Dunn, who is known for her conservation leadership, spoke at the College in April. She first addressed a large audience in Hugel Science Center, including President Alison Byerly, Board of Trustees Chair Bob Sell ’84, and Board Member Alan Griffith ’64, who was instrumental in bringing Dunn to campus. Dunn then visited a class, taught by Andrea Armstrong, assistant professor of environmental science and studies.
During her visit, Dunn shared insights about her personal career path and commitment to the environment as well as insights about state policies, including her most recent effort to plant 10 million trees across the Commonwealth.

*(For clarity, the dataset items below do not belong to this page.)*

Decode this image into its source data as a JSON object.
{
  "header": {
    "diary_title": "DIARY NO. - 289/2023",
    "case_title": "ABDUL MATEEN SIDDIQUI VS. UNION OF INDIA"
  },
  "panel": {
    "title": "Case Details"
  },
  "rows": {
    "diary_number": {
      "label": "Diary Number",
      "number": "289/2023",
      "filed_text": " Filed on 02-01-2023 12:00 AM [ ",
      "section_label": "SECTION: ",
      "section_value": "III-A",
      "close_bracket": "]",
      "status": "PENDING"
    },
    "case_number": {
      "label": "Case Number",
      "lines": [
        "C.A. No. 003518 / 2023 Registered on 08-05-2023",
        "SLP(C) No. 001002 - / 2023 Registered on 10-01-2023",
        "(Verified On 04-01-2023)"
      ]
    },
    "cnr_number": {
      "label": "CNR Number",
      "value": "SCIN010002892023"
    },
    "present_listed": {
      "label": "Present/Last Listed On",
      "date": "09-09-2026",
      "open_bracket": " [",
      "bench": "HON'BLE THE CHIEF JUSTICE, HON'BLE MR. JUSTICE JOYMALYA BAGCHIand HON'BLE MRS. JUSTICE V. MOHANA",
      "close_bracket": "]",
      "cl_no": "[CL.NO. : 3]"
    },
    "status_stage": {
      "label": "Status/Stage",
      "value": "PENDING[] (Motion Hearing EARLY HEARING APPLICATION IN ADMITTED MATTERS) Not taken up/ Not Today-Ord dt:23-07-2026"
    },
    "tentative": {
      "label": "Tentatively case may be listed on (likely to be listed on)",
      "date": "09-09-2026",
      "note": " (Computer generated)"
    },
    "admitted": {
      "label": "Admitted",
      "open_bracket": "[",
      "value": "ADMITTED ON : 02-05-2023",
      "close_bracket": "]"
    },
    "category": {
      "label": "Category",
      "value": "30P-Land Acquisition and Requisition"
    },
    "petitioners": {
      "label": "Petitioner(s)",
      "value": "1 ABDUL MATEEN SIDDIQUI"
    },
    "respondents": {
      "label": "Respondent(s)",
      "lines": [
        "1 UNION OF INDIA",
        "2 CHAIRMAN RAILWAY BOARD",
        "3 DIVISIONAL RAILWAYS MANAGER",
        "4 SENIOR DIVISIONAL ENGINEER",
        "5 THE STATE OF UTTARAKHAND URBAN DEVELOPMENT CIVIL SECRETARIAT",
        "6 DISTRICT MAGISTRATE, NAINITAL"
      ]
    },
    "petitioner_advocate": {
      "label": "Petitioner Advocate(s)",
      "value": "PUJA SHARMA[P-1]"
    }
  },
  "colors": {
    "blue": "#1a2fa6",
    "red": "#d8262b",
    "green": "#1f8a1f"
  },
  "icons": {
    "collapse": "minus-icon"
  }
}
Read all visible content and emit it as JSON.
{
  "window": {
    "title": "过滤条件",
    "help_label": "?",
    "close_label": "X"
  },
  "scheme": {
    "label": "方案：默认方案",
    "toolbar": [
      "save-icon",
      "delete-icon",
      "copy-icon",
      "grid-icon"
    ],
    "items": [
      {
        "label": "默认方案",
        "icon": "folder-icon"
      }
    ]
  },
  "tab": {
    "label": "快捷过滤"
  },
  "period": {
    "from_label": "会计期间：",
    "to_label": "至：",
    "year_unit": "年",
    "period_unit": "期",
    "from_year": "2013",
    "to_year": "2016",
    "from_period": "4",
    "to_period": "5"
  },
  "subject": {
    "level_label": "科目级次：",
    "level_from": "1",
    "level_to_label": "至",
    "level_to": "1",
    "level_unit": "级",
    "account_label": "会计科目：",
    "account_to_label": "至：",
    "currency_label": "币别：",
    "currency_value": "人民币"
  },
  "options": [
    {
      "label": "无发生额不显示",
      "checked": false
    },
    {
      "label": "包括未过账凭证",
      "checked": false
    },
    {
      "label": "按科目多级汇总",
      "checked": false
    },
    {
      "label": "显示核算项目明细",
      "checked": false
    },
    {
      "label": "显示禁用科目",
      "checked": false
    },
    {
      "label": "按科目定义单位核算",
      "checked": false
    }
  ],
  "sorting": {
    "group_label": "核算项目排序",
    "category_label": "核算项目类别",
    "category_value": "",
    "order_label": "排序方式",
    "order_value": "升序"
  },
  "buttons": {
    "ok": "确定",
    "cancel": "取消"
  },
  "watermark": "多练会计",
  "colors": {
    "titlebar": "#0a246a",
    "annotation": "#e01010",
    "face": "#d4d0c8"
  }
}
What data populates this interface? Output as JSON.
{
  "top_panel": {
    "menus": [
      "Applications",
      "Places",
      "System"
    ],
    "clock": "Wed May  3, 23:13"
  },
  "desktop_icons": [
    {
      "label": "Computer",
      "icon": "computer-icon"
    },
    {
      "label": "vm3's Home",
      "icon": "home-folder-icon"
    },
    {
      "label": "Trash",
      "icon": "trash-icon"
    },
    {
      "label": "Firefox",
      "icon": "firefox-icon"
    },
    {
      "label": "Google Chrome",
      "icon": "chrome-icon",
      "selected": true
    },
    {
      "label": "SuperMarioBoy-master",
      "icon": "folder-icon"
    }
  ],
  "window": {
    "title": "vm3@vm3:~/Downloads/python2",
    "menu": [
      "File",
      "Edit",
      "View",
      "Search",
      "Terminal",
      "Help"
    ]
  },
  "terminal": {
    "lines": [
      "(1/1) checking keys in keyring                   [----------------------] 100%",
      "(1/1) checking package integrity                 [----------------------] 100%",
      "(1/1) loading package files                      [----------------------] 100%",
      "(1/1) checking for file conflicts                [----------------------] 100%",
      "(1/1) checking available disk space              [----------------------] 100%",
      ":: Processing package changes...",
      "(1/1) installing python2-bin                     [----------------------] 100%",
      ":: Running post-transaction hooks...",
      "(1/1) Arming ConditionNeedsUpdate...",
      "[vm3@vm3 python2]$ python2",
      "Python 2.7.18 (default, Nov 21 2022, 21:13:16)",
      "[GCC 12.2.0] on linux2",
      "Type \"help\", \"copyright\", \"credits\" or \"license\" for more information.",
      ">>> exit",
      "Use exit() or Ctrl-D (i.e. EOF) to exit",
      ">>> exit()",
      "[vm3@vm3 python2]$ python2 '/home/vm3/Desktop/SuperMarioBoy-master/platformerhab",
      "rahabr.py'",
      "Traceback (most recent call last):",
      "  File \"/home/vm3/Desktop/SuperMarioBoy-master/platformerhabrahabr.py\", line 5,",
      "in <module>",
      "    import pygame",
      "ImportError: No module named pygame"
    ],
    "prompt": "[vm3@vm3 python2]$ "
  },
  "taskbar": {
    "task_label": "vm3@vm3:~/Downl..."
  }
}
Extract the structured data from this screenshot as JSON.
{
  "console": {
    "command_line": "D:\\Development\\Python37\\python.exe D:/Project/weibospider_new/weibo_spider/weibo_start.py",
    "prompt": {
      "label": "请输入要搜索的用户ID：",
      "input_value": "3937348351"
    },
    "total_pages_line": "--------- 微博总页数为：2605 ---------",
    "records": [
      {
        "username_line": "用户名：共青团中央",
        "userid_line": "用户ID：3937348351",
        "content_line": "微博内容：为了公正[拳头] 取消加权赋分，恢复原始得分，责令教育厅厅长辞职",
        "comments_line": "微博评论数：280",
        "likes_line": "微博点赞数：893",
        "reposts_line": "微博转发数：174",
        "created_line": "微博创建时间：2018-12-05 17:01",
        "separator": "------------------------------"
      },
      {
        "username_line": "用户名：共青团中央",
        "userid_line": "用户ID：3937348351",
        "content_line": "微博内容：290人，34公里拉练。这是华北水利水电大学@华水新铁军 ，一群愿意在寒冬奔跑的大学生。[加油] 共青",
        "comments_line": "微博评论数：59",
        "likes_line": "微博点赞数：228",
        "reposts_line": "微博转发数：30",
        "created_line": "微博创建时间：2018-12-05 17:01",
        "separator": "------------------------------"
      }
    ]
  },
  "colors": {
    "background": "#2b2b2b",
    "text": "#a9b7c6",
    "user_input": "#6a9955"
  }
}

Dunn also praised the College for its efforts to take environmental action on campus. In February, the Board of Trustees unanimously approved the College’s Climate Action Plan 2.0, which outlines steps the College will take to achieve carbon neutrality by 2035.
“Conservation is the business of the future, and we need citizens demanding action,” Dunn said. “I try to spend time every year in front of college students. I think young people are the answer. If you look at polling data, young people really get it and have a commitment to the environment. As young people take on more seats in government and other positions of authority, I think progress will happen faster.”
In Armstrong’s Environmental Policy course, Dunn actively engaged with students, asking them to share their feedback and perspectives. Specifically, Dunn was curious if smartphones are critical to students when they are visiting state parks; she also inquired how students educate people around them who aren’t supportive of environmental policies.
“I thought that the event was a unique opportunity to meet the person behind one of the policies that we discussed in class,” Armstrong says. “Many of my students reported that ‘it’s one thing to read about things in class, and it is another to hear it from the person who is putting that policy into action.’”
Emma Stierhoff ’19 is one such student.
“Secretary Dunn’s visit gave me a lot of hope for climate policy,” says Stierhoff, a biology major and environmental studies minor who is active in Lafayette’s sustainability efforts. “It was clear that she genuinely cared about conservation and enacting policy that would benefit Pennsylvania citizens. Politics can often be very disheartening from an environmentalist perspective. Very few people unconditionally support conservation and environmental policy without some hidden agenda, so it was very refreshing to see a policymaker who was truly devoted to addressing environmental issues. I appreciated how receptive she was to our opinions and feedback as well.”